Mad Men - Five G (1.05)
Don gagne une récompense et sa photo apparaît dans le Advertising Age. Cela fait alors remonter le passé à la surface, une situation qu’il n’est pas prêt à affronter.
Ken réussit à se faire publier une nouvelle dans The Atlantic Monthly, suscitant la jalousie de ses collègues, et poussant Pete a formulé une requête particulière auprès de sa femme.
Peggy surprend une conversation au téléphone, et confie ce qu’elle a appris à Joan.

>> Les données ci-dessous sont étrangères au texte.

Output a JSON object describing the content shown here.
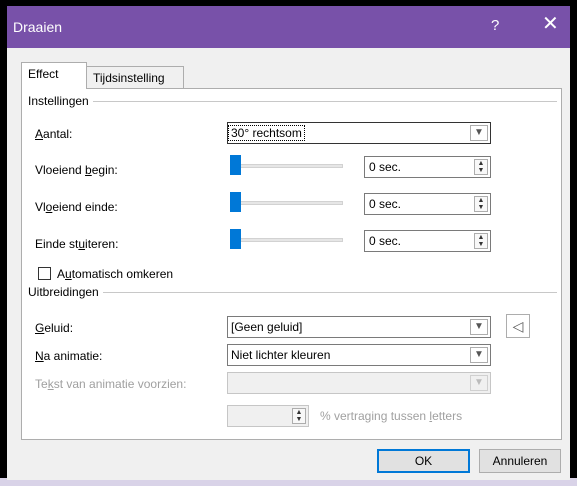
{
  "window": {
    "title": "Draaien",
    "help_label": "?",
    "close_label": "✕",
    "title_color": "#7851a9"
  },
  "tabs": [
    {
      "label": "Effect",
      "active": true
    },
    {
      "label": "Tijdsinstelling",
      "active": false
    }
  ],
  "instellingen": {
    "header": "Instellingen",
    "aantal": {
      "label_pre": "",
      "label_key": "A",
      "label_post": "antal:",
      "value": "30° rechtsom"
    },
    "vloeiend_begin": {
      "label_pre": "Vloeiend ",
      "label_key": "b",
      "label_post": "egin:",
      "value": "0 sec.",
      "slider_value": 0
    },
    "vloeiend_einde": {
      "label_pre": "Vl",
      "label_key": "o",
      "label_post": "eiend einde:",
      "value": "0 sec.",
      "slider_value": 0
    },
    "einde_stuiteren": {
      "label_pre": "Einde st",
      "label_key": "u",
      "label_post": "iteren:",
      "value": "0 sec.",
      "slider_value": 0
    },
    "auto_omkeren": {
      "label_pre": "A",
      "label_key": "u",
      "label_post": "tomatisch omkeren",
      "checked": false
    }
  },
  "uitbreidingen": {
    "header": "Uitbreidingen",
    "geluid": {
      "label_pre": "",
      "label_key": "G",
      "label_post": "eluid:",
      "value": "[Geen geluid]"
    },
    "na_animatie": {
      "label_pre": "",
      "label_key": "N",
      "label_post": "a animatie:",
      "value": "Niet lichter kleuren"
    },
    "tekst_animatie": {
      "label_pre": "Te",
      "label_key": "k",
      "label_post": "st van animatie voorzien:",
      "value": ""
    },
    "vertraging": {
      "value": "",
      "label_pre": "% vertraging tussen ",
      "label_key": "l",
      "label_post": "etters"
    }
  },
  "buttons": {
    "ok": "OK",
    "cancel": "Annuleren"
  },
  "icons": {
    "combo_arrow": "chevron-down-icon",
    "spin": "spin-arrows-icon",
    "sound": "speaker-icon"
  }
}
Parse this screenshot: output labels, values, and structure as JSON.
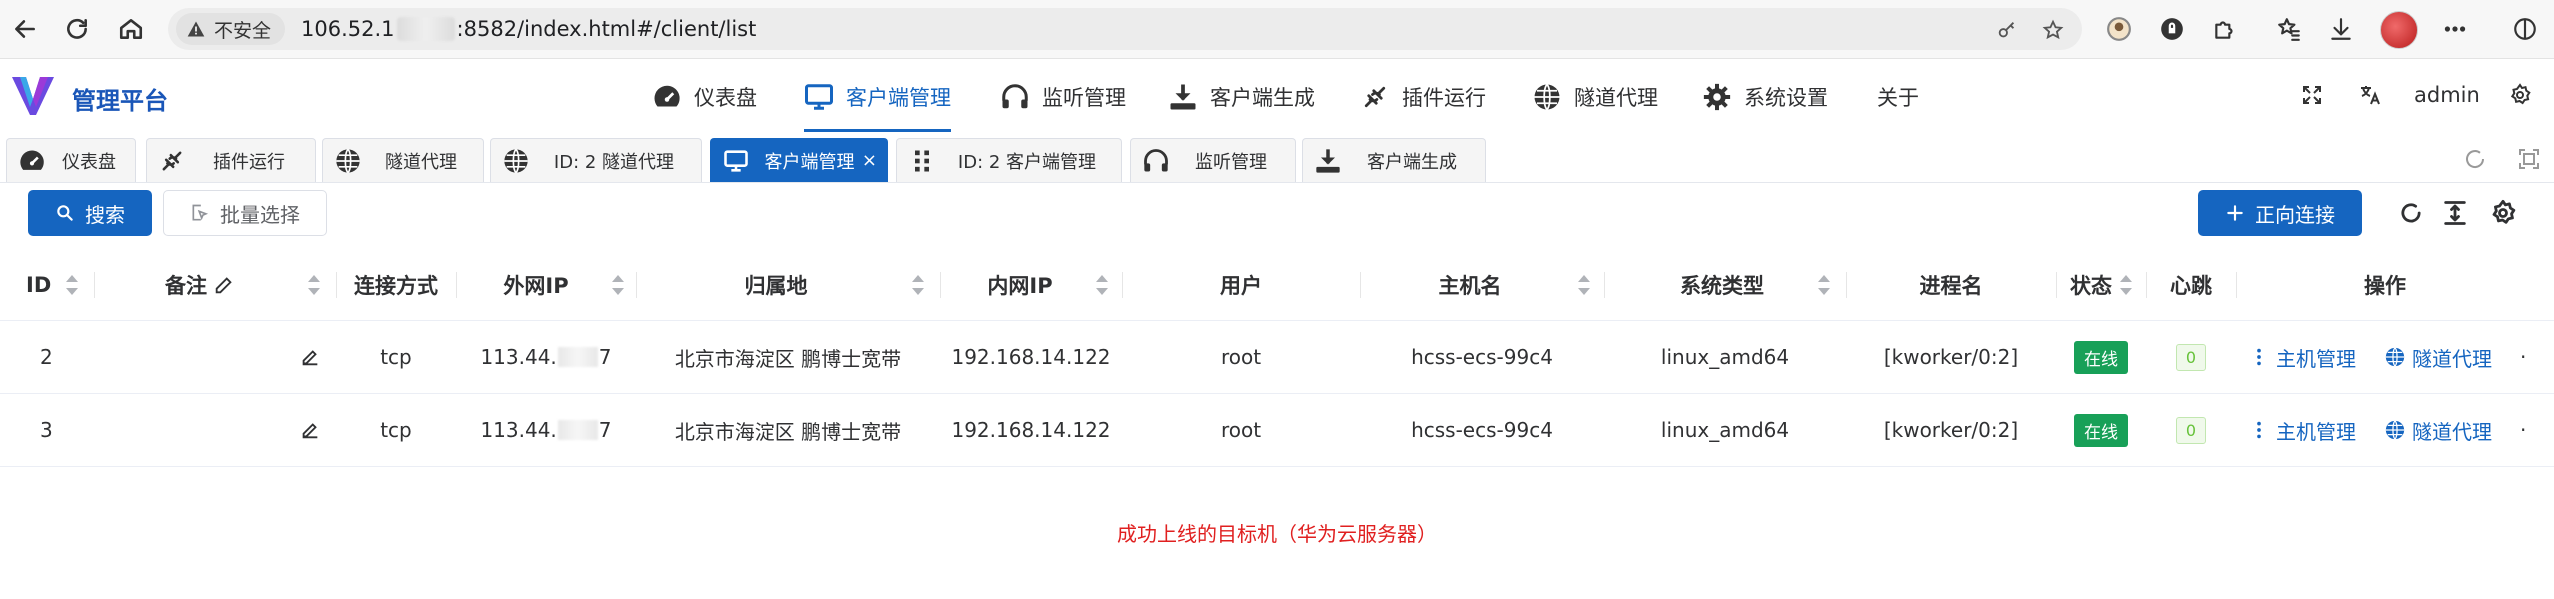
{
  "browser": {
    "security_label": "不安全",
    "url_prefix": "106.52.1",
    "url_suffix": ":8582/index.html#/client/list"
  },
  "app": {
    "brand": "管理平台",
    "menu": [
      {
        "label": "仪表盘",
        "icon": "dashboard-icon"
      },
      {
        "label": "客户端管理",
        "icon": "monitor-icon",
        "active": true
      },
      {
        "label": "监听管理",
        "icon": "headphones-icon"
      },
      {
        "label": "客户端生成",
        "icon": "download-icon"
      },
      {
        "label": "插件运行",
        "icon": "plug-icon"
      },
      {
        "label": "隧道代理",
        "icon": "globe-icon"
      },
      {
        "label": "系统设置",
        "icon": "gear-icon"
      },
      {
        "label": "关于",
        "icon": ""
      }
    ],
    "user": "admin"
  },
  "tabs": [
    {
      "label": "仪表盘",
      "icon": "dashboard-icon"
    },
    {
      "label": "插件运行",
      "icon": "plug-icon"
    },
    {
      "label": "隧道代理",
      "icon": "globe-icon"
    },
    {
      "label": "ID: 2 隧道代理",
      "icon": "globe-icon"
    },
    {
      "label": "客户端管理",
      "icon": "monitor-icon",
      "active": true,
      "close": "×"
    },
    {
      "label": "ID: 2 客户端管理",
      "icon": "grip-icon"
    },
    {
      "label": "监听管理",
      "icon": "headphones-icon"
    },
    {
      "label": "客户端生成",
      "icon": "download-icon"
    }
  ],
  "toolbar": {
    "search_label": "搜索",
    "batch_label": "批量选择",
    "connect_label": "正向连接"
  },
  "table": {
    "columns": [
      "ID",
      "备注",
      "连接方式",
      "外网IP",
      "归属地",
      "内网IP",
      "用户",
      "主机名",
      "系统类型",
      "进程名",
      "状态",
      "心跳",
      "操作"
    ],
    "rows": [
      {
        "id": "2",
        "conn": "tcp",
        "ip_prefix": "113.44.",
        "ip_suffix": "7",
        "location": "北京市海淀区 鹏博士宽带",
        "lan_ip": "192.168.14.122",
        "user": "root",
        "host": "hcss-ecs-99c4",
        "os": "linux_amd64",
        "process": "[kworker/0:2]",
        "status": "在线",
        "heartbeat": "0",
        "op_manage": "主机管理",
        "op_tunnel": "隧道代理",
        "op_more": "·"
      },
      {
        "id": "3",
        "conn": "tcp",
        "ip_prefix": "113.44.",
        "ip_suffix": "7",
        "location": "北京市海淀区 鹏博士宽带",
        "lan_ip": "192.168.14.122",
        "user": "root",
        "host": "hcss-ecs-99c4",
        "os": "linux_amd64",
        "process": "[kworker/0:2]",
        "status": "在线",
        "heartbeat": "0",
        "op_manage": "主机管理",
        "op_tunnel": "隧道代理",
        "op_more": "·"
      }
    ]
  },
  "annotation": "成功上线的目标机（华为云服务器）",
  "colors": {
    "primary": "#1565c0",
    "online": "#18a058",
    "annotation": "#e02020"
  }
}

Il y avait eu beaucoup d’insistance sur le mystère Don Draper. L’homme qui ne parle jamais de lui. Les raisons d’un tel silence vont commencer à prendre forme. Nous assistions deux épisodes plus tôt à une étrange scène, où un homme prenait Don pour un certain Richard. Ce n’était pas purement anecdotique, comme nous allons le découvrir. En effet, Adam Whitman vient le voir, disant être son frère. A part que Don s’appelle en réalité Richard. La situation est alors difficile à gérer, Draper refusant de voir son passé piétiner sa nouvelle vie. Il finit par apporter de l’argent. 5000$, et demande à son frère de s’en aller, de quitter New-York, et de l’oublier.
Don était donc censé être mort, et ne s’appelle pas réellement Don Draper. Cette intrigue reste assez évasive, car, à part le changement d’identité, et quelques petites informations familiales, rien ne nous sera fourni sur celui qui s’appelait Richard. On nage dans les eaux obscures, et c’est surtout la peur de Don que l’on va ressentir, son angoisse de voir sa vie basculé si cela devait changer. Du moins, on le suppose. Car, à la vérité, on ne sait pas pourquoi il a changé de nom, ce qui s’est passé, quels sont ces antécédents familiaux. Don reste encore un véritable point d’interrogation, mais cela a le mérite de nous sensibiliser au personnage, assez froid, au premier abord.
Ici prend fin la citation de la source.